Beautiful! I don’t know how you keep up with so many tomato plants, BeeDee. They look great and your rows are immaculate!
Now, if there was just a way to till without leaving footprints! Heh heh!
I started this PVC monstrosity in 2019 and I am reusing it this year. I simplified the design but I need more connectors due to the savings of extra parts.
This is 2of my 5 current towers. Each tower will expand vertically with more 1/2 segments.
Thanks for the kind words. I agree, a freshly tilled path, free of footprints, is aesthetically pleasing. I was glad to get it tilled when I did. Even with 4" spacing between rows, that will probably be the last time. I hate to scrape up against the plants and fruits.

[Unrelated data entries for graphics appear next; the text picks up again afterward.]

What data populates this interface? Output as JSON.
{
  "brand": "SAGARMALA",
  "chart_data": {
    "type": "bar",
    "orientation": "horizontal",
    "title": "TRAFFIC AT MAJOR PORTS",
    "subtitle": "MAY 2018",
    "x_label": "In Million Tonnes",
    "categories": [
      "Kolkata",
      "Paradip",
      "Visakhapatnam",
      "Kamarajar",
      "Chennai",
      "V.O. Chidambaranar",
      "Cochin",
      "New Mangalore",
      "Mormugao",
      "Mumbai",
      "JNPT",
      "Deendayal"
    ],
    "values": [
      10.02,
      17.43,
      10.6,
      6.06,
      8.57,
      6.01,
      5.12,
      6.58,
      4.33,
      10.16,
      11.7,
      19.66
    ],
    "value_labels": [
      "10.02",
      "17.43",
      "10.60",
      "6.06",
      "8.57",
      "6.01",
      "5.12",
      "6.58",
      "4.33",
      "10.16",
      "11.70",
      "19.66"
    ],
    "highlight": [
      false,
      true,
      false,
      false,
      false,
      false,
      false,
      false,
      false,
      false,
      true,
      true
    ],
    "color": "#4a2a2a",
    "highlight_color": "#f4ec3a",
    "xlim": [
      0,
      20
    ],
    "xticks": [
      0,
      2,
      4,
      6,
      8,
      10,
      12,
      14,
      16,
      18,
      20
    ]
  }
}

Picked the first tomato of the season. A Mennonite orange. (The pic colour is a bit faded, it’s more orange in person
What a fine looking, weed-free garden!
The tomatoes are just stating to produce heavy now. We had been getting a couple dozen tomatoes consistently for weeks but this is the first bucketful today. We may pick as much as a 5 gallon bucket today for canning. They are all shapes and sizes. My mother planted these from seeds directly in the ground as we often do. The seeds i had on hand and she said she was not concerned with the varieties so we will never know. She will save seeds from the best ones. The amish pink egg tomatoes are wonderful.